Plaintiffs in the case complained of State Farm's practice of using certain types of "crash parts" to repair cars damaged in automobile accidents. Avery at *1. State Farm covered their policyholders by specifying the use of "non-OEM crash parts," which are parts not produced by the car's original manufacturer. Id. According to Plaintiffs, State Farm breached its insurance agreements and perpetrated fraud. Id. Specifically, Plaintiffs alleged that State Farm (1) violated its contractual obligation to use OEM parts, and (2) violated Illinois consumer protection statutes by misrepresenting the quality of non-OEM parts. Id. at *1, *2, *25. The Circuit Court of Williamson County certified the class of plaintiffs, and following a jury trial, entered judgment for Plaintiffs for over one billion dollars. Id. at *1. The Fifth District of the Illinois Appellate Court upheld most of the trial court's holdings and reduced the award slightly. Id. at * 9. In a lengthy opinion by Chief Justice McMorrow, the Illinois Supreme Court overturned the judgment against State Farm. Id. at *54.

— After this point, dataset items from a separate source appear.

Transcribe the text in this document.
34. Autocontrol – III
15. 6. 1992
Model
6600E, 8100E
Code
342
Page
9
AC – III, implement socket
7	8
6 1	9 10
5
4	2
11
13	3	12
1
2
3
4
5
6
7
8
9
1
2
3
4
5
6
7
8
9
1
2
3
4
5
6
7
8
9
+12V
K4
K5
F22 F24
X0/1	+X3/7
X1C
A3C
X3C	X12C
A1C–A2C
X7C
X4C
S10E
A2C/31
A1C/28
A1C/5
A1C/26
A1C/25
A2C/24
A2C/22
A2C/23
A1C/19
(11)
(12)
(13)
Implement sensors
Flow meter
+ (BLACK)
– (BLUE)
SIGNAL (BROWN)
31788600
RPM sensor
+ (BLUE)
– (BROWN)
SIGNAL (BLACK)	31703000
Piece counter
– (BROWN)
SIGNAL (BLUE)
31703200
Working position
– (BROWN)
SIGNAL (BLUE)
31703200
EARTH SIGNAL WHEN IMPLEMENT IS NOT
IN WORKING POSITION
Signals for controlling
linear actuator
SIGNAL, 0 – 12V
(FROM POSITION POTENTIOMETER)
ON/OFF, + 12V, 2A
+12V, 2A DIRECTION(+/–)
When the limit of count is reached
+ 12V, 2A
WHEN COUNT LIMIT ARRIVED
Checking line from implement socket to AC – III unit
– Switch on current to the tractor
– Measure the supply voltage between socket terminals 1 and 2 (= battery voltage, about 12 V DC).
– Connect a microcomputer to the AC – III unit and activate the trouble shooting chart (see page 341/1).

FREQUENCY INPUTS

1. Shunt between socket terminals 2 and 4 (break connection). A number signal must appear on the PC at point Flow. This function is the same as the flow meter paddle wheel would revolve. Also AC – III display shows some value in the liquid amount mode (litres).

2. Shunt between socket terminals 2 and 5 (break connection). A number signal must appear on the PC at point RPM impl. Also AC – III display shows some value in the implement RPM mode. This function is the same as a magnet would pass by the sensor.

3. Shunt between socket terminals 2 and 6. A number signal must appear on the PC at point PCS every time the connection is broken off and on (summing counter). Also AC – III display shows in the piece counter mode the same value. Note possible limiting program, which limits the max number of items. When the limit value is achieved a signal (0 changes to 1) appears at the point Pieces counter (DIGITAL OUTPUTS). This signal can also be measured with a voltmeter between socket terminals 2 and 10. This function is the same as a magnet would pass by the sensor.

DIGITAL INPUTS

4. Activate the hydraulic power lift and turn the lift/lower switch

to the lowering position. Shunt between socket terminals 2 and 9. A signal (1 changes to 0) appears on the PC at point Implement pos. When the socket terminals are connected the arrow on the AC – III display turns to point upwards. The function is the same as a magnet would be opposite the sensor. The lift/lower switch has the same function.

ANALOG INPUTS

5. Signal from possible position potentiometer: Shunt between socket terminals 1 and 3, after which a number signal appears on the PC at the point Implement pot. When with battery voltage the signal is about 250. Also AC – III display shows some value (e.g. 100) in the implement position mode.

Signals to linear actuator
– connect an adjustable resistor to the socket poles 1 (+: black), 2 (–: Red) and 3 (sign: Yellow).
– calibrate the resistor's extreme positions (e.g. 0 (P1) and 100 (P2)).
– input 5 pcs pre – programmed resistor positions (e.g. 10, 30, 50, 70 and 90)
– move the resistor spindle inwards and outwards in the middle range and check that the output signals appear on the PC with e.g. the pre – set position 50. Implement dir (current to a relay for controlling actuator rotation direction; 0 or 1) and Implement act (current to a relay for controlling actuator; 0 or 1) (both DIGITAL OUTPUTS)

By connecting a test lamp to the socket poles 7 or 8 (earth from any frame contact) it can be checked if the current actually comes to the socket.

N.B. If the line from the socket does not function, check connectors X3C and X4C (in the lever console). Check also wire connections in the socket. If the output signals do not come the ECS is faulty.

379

In its appeal to the Illinois Supreme Court, State Farm successfully argued that the class should not have been certified for the breach of contract claim because the various policies at issue were not uniform. Id. at *9 - *15. Furthermore, the Supreme Court found that no group of plaintiffs was entitled to the lower courts' awards for breach of contract. Id. at *15 - *20. As a preliminary issue, many policies could not be construed to require the use of OEM parts. Id. at *16 - *17. With regard to other policies, individualized proof would be required to show that the use of non-OEM parts constituted breach. Id. at *17 - 20. Such individualized proof was never presented in the original action, as it involved millions of policyholders from 48 states. Id. at *3, *20.

State Farm also prevailed in its defense of the fraud claim. Id. at *25 - *53. The Court held that Illinois consumer protection statutes did not apply to the many insurance claim proceedings that took place outside Illinois, and therefore a class should not have been certified. Id. at *39 - *44. Additionally, Plaintiffs' evidence did not support a consumer fraud claim. Id. at *26 - *39. The non-OEM parts were not alleged to be defective; rather, they were alleged to be inferior; and a mere breach of a contractual promise does not constitute fraud. Id. at *33 - *35, *38 - *39. Moreover, although some State Farm documents did state that non-OEM parts were at least as good as OEM parts, Plaintiffs did not necessarily read those documents. Id. at *35 - *36. The Court stated that no reasonable person would take seriously superlative descriptions of non- OEM parts such as "quality" or "very high performance." Id. at *36 - *37. In criticizing Plaintiffs' fraud claim, the Court also took note of State Farm's offer to repair or replace dissatisfactory crash parts, finding that this practice did not place an unfair burden on policyholders. Id. at *37 - *38. In sum, the Court ruled in favor of State Farm on a multitude of issues, reversing nearly all holdings of the lower courts.

In a vigorous dissent, Justice Freeman expressed not only that the majority should have upheld particular portions of the jury verdict and lower court rulings, but also opined that the majority should have remanded certain issues to the trial court. Id. at *54 - *72 (Freeman, J., dissenting). The dissent went on to state that the majority decision undermines the class action device, a "valued" and "legitimate" judicial mechanism. Id. at *70, *72. However, as mentioned above, commentators have mixed opinions about the likely effect of Avery v. State Farm on pending and future Illinois cases, and class action lawsuits in general.